The believer to the believer is like a solid building, one part supporting the other.
Content yourself with those who pray to their Lord morning and evening, seeking His approval, and do not let your eyes turn away from them out of desire for the attractions of this worldly life, and do not yield to those whose hearts We have made heedless of Our remembrance, those who follow their own low desires, those whose ways are unbridled.” (18:28)
Ya’qūb, upon the loss of his pious son Yusuf and the knowledge that his sons were responsible, wept in complaint to Allah until his eyesight was lost. It was not until the scent of his pious son Yusuf arrived to him that his sight would return. He became strong after weakness, and began seeing after he was blind.

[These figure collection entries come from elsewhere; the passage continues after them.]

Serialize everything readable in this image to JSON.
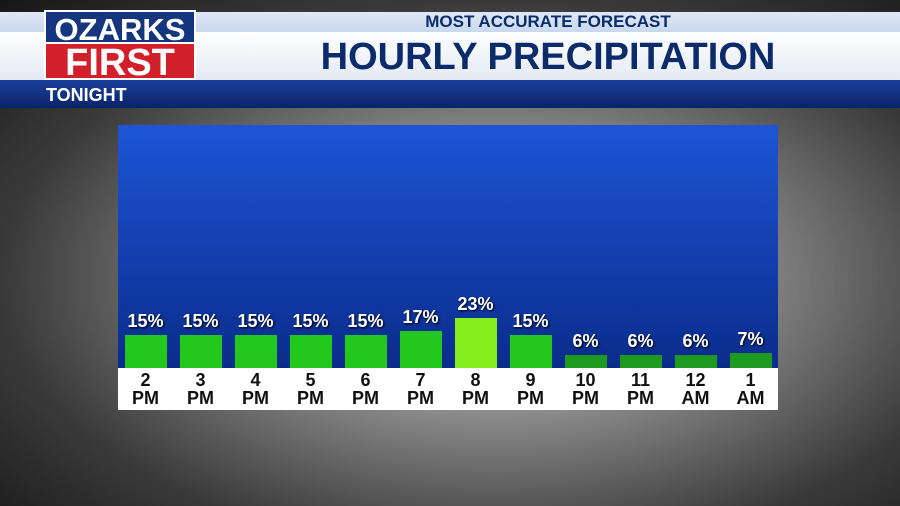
{
  "logo": {
    "line1": "OZARKS",
    "line2": "FIRST"
  },
  "header": {
    "subtitle": "MOST ACCURATE FORECAST",
    "title": "HOURLY PRECIPITATION",
    "section": "TONIGHT"
  },
  "chart_data": {
    "type": "bar",
    "categories": [
      "2 PM",
      "3 PM",
      "4 PM",
      "5 PM",
      "6 PM",
      "7 PM",
      "8 PM",
      "9 PM",
      "10 PM",
      "11 PM",
      "12 AM",
      "1 AM"
    ],
    "values": [
      15,
      15,
      15,
      15,
      15,
      17,
      23,
      15,
      6,
      6,
      6,
      7
    ],
    "value_labels": [
      "15%",
      "15%",
      "15%",
      "15%",
      "15%",
      "17%",
      "23%",
      "15%",
      "6%",
      "6%",
      "6%",
      "7%"
    ],
    "colors": [
      "#22c81e",
      "#22c81e",
      "#22c81e",
      "#22c81e",
      "#22c81e",
      "#22c81e",
      "#86ee1c",
      "#22c81e",
      "#1e9a1e",
      "#1e9a1e",
      "#1e9a1e",
      "#1e9a1e"
    ]
  }
}
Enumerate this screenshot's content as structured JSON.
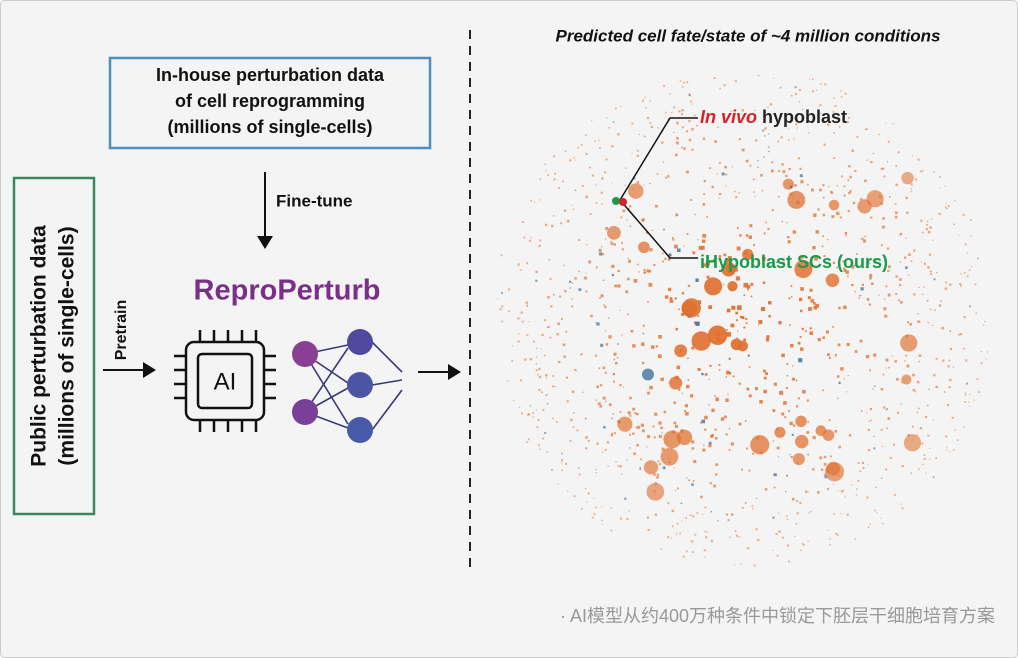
{
  "left_box": {
    "line1": "Public perturbation data",
    "line2": "(millions of single-cells)"
  },
  "pretrain_label": "Pretrain",
  "top_box": {
    "line1": "In-house perturbation data",
    "line2": "of cell reprogramming",
    "line3": "(millions of single-cells)"
  },
  "finetune_label": "Fine-tune",
  "model_name": "ReproPerturb",
  "chip_label": "AI",
  "right_title": "Predicted cell fate/state of ~4 million conditions",
  "annotation_red": {
    "italic": "In vivo",
    "rest": " hypoblast"
  },
  "annotation_green": "iHypoblast SCs (ours)",
  "caption": "· AI模型从约400万种条件中锁定下胚层干细胞培育方案"
}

Likewise, if the sinner takes advantage of the season of Ramadan, sits with those who remind him of Allah, recites the Qur’an, befriends on the condition of faithfulness and uprightness, and avoids backbiting and vain talk in sinful company, he will become whole and strong after the infirmness of sin. Through Ramadan and the company of the righteous, he will grow near after being distant and be able to see with his heart after it was blind.
Ya Allah reform our hearts and increase our love for one another.
Ya Allah make light our burden, rejuvenate our energy, quell our fear, silence our gossipers, purge our hearts of hate and forgive us our trespasses.
Ya Allah suffice us when others turn away, grace us when hope wains, shelter us from envious eyes, contemptuous tongues, and sinful passion.
Ya Allah use us in the service of others, let the righteous love us and the sinful repent upon our hands, let the young learn, the elders advise, and grant us love of the ākhirah.
Ya Allah only you honor and with your allowance are some humbled, elevate us with the Qur’an & bless us with the sunnah of the best of man.
Ya Allah accept our fasting, standing in prayer by night, and bless us with a sincere repentance.